Dimensions
- Producer: Digital Science (international developers)

Access
- Cost: Free and Subscription

Coverage
- Disciplines: Life sciences; social sciences; physical sciences; health sciences
- Record depth: 106 million publications with over 1.2 billion citations openly accessible at
- Geospatial coverage: Worldwide

Links
- Website: app.dimensions.ai

= Dimensions (database) =

Bibliographic database

Dimensions is a database of abstracts and citations and of research grants, which links grants to resulting publications, clinical trials and patents. Dimensions is part of Digital Science (or Digital Science & Research Solutions Ltd) - a technology company headquartered London, United Kingdom. The company focuses on strategic investments into startup companies, that support the research lifecycle.
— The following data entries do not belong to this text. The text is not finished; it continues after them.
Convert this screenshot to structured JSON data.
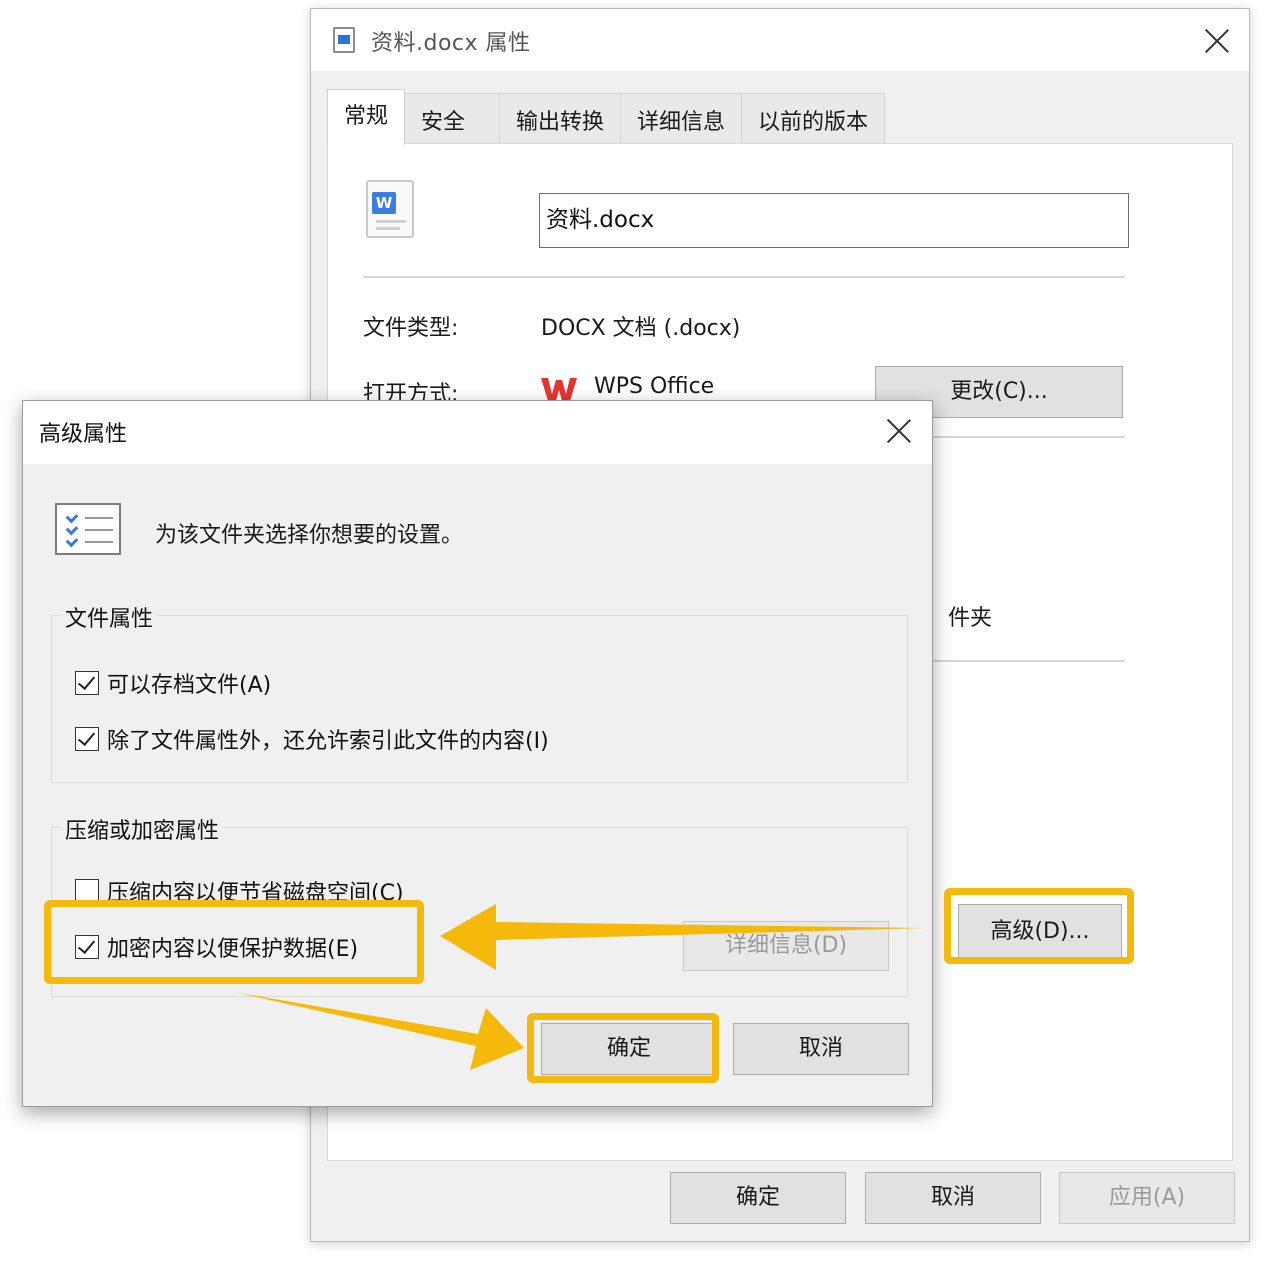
{
  "props_window": {
    "title": "资料.docx 属性",
    "tabs": [
      "常规",
      "安全",
      "输出转换",
      "详细信息",
      "以前的版本"
    ],
    "filename": "资料.docx",
    "file_type_label": "文件类型:",
    "file_type_value": "DOCX 文档 (.docx)",
    "open_with_label": "打开方式:",
    "open_with_value": "WPS Office",
    "change_button": "更改(C)...",
    "folder_fragment": "件夹",
    "advanced_button": "高级(D)...",
    "ok_button": "确定",
    "cancel_button": "取消",
    "apply_button": "应用(A)"
  },
  "adv_dialog": {
    "title": "高级属性",
    "description": "为该文件夹选择你想要的设置。",
    "file_attributes_group": "文件属性",
    "archive_checkbox": {
      "label": "可以存档文件(A)",
      "checked": true
    },
    "index_checkbox": {
      "label": "除了文件属性外，还允许索引此文件的内容(I)",
      "checked": true
    },
    "compress_encrypt_group": "压缩或加密属性",
    "compress_checkbox": {
      "label": "压缩内容以便节省磁盘空间(C)",
      "checked": false
    },
    "encrypt_checkbox": {
      "label": "加密内容以便保护数据(E)",
      "checked": true
    },
    "details_button": "详细信息(D)",
    "ok_button": "确定",
    "cancel_button": "取消"
  },
  "colors": {
    "highlight": "#f5b90c",
    "wps_red": "#e8352c",
    "accent_blue": "#2f73d9"
  }
}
Dimensions was launched in 2018. Some of its data is accessible free-of-charge at app.dimensions.ai.

== Coverage ==
As of July 2023, Dimensions.ai covers nearly 140 million publications with over 1.8 billion citations.

Two studies published in 2021 compared Dimensions with its subscription-based commercial competitors Scopus and Web of Science. The first study concluded based on 2010-2018 data, that Dimensions indexes three times more journals that Web of Science (excluding its Emerging Sources Citation Index), and almost twice as many as Scopus. The other study attempted to match citations in these three databases as well as Google Scholar and Microsoft Academic Graph, and found that Scopus and Dimensions are on par in terms of coverage, but smaller than Microsoft Academic Graph and Google Scholar.